Okay, so Jill is right! And she’s right because the tenets of anti-rape activism—which are amazingly powerful but, in my opinion, sometimes verge on dogmatic—tell us that she’s right. It’s really, really essential to call out victim-blaming in action, and, as many of you probably know, a hell of a lot of victim-blaming happens across individual, organizational, and societal levels every single day. It manifests as friends of survivors asking questions such as “Why did you walk home alone?” in the initial seconds after a woman discloses her experience to news reports about “gray rape” to this well-intentioned but effectively rape-mythtastic article in The Frisky. But I think there’s a catch here. While the tenets of anti-rape activism make for some really great rallying cries, they also lack nuance. And when crudely applied, they can preclude thoughtful feminist analysis and criticism.  

I’ve written about the whole binge-drinking conundrum before, so I’m inclined to give Kate’s piece a chance, however misguided it may be. After all, her argument is, at least in part, evidence-based. Statistics tell us that sexual assault incidents, especially on college campuses, are associated with binge-drinking. (I’m currently studying toward a Master of Public Health, so this is something that’s hard for me to overlook.) Nevertheless, two of the essay’s underlying premises are flawed.

First of all, there’s this whole analogy:

But recently, I’ve been thinking about sexual assault like a cancer. If cancer spreads, your odds of fighting it are slim. But if you go for preventative screenings and catch it early, your chances of survival are much higher. What I’m talking about here is prevention.

Secondary prevention in the form of cancer screenings saves lives. But cancer is wholly different from sexual assault. You can’t exactly compare something whose cause lies at the cellular level to something caused by interpersonal- and societal-level factors. And encouraging women to protect themselves from the possibility of being attacked by drinking less or making sure to never stumble home from the bar alone is not prevention. It’s risk reduction. What’s the problem with risk reduction, you ask? Well, I can certainly decrease the likelihood that I will be raped by drinking less when I’m at the club. But a rapist will simply target someone else. There’s nothing preventive about it.

Secondly, Kate’s argument is not a feminist argument, even though she tries to spin it this way. Let’s look at what she has to say:

The more I think about alcohol and its relationship to sexual assault, the more I am convinced that binge drinking is a feminist issue—one that young women in the U.S. need to think about in addition to more obvious issues like equal pay for equal work, better access to gynecological care, and the need for more women representing us in government.

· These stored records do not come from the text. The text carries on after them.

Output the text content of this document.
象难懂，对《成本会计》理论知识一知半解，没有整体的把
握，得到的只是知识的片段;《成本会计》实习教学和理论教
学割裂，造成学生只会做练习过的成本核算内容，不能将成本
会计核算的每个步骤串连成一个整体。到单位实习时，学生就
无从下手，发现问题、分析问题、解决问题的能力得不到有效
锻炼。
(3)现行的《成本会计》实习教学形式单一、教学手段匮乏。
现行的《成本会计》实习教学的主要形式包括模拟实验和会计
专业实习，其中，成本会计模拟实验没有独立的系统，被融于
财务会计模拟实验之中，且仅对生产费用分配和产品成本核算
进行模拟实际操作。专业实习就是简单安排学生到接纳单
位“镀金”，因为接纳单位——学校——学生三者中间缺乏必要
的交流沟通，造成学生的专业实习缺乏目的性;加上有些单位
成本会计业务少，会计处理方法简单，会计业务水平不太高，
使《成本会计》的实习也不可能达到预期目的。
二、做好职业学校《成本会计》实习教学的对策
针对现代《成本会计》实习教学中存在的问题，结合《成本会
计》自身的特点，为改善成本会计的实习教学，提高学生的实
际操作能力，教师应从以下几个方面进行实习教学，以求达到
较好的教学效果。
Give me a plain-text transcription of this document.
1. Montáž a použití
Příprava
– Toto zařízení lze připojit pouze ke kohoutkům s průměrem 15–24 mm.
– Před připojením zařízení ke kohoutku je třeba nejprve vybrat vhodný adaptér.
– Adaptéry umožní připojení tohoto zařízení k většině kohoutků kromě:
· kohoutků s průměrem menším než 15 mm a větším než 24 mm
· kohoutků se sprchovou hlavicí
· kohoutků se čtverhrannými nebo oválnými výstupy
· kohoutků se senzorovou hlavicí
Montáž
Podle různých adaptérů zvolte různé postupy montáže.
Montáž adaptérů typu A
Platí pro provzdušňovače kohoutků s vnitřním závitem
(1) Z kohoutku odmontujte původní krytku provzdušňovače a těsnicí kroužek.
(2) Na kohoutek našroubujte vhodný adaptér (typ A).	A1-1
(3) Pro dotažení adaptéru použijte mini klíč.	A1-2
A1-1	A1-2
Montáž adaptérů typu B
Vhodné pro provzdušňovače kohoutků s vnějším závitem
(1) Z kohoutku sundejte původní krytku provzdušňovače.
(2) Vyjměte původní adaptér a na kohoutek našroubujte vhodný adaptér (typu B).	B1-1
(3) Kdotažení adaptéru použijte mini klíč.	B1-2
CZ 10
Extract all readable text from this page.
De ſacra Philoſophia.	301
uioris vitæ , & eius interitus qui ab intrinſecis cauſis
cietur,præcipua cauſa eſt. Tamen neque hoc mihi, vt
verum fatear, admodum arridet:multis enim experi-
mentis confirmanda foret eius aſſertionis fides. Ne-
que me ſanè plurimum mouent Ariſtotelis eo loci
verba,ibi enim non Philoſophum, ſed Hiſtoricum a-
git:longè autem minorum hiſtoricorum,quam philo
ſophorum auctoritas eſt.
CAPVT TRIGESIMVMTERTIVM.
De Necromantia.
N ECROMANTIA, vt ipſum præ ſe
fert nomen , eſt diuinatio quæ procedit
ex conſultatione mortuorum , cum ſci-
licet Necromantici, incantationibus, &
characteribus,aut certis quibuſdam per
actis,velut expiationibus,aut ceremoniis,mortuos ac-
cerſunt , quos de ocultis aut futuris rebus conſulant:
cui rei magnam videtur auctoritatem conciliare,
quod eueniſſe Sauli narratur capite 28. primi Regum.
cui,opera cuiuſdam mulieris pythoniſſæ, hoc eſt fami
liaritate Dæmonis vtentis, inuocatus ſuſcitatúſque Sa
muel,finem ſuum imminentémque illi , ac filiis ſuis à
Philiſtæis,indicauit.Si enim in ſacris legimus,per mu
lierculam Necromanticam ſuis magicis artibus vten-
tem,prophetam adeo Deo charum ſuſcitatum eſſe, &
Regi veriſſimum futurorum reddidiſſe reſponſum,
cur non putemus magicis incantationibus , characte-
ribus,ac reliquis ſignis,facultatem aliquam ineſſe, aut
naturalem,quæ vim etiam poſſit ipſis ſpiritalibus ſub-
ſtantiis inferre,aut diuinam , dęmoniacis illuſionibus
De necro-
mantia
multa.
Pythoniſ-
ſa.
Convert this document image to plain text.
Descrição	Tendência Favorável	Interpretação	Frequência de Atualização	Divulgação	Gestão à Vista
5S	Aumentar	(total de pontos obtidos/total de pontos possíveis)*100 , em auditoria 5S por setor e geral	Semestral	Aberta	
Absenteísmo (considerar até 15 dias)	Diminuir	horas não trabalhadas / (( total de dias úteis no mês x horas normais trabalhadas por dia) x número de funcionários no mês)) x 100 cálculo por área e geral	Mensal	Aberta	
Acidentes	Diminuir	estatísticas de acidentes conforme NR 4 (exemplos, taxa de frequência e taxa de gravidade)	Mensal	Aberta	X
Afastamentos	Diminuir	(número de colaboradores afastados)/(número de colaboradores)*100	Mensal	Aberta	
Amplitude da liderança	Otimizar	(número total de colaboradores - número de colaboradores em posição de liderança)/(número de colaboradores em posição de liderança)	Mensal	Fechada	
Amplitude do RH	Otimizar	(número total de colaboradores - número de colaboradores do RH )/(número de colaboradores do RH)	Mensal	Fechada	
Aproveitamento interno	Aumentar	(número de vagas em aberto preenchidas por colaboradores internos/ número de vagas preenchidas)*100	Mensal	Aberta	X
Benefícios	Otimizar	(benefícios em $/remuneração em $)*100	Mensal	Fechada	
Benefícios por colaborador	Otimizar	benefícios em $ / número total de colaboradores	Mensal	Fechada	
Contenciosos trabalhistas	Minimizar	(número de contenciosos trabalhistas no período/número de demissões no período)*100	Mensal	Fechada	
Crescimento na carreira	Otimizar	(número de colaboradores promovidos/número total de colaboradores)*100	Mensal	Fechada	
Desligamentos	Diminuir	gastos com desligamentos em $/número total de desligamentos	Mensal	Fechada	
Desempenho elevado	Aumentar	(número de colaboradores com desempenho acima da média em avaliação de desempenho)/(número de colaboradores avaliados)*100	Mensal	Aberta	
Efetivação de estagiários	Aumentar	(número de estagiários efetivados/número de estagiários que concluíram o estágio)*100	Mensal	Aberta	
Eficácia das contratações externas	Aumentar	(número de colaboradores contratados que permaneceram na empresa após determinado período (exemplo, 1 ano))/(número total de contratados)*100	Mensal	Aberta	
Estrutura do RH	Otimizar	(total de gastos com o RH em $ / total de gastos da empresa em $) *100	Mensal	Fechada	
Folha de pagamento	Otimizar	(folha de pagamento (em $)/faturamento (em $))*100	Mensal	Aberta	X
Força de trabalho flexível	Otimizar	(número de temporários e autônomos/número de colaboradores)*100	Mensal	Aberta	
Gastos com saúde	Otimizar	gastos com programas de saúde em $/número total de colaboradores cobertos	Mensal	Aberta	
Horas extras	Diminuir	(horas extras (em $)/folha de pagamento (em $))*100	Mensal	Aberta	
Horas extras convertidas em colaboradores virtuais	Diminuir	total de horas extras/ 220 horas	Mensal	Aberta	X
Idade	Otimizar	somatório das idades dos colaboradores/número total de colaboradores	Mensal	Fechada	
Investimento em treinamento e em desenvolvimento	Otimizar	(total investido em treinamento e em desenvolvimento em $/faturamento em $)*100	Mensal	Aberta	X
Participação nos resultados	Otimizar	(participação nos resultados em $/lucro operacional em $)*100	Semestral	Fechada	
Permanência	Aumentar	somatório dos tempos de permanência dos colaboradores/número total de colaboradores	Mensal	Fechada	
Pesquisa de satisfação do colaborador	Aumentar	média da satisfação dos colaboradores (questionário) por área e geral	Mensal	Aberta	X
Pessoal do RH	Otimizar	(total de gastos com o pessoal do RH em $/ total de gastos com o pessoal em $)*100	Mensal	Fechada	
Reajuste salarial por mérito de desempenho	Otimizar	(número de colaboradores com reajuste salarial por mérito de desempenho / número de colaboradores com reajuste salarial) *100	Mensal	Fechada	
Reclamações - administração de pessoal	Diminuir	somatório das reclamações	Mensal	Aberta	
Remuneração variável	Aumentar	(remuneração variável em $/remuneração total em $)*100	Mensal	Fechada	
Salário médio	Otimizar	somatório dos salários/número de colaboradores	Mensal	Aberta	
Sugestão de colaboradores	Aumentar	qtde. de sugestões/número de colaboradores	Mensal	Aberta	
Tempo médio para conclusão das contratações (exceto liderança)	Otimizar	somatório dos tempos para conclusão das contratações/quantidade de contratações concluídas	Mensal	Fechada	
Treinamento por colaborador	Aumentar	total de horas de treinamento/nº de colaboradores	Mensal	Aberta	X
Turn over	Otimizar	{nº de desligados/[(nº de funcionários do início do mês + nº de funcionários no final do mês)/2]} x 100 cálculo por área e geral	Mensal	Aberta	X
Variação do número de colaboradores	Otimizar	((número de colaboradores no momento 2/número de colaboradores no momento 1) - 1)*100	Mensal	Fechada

Again, this analogy isn’t working for me. Binge-drinking is not like health care access and equal pay for equal work. The latter two issues are feminist issues because they address deeply entrenched social inequalities that systematically disadvantage marginalized folks. Binge-drinking is associated with sexual assault, which is a form of violence that upholds patriarchal power. When we use primary prevention techniques to eliminate sexual violence, we are combating social inequality. Changing social norms around binge-drinking addresses a health problem, not a societal-level disparity that privileges one group of people while subordinating another. Drinking is not a feminist issue because, as Jill said, feminism isn’t simply about “Helping Women.” It’s about dismantling long-standing structures of power and oppression that perpetuate rape culture and social inequality.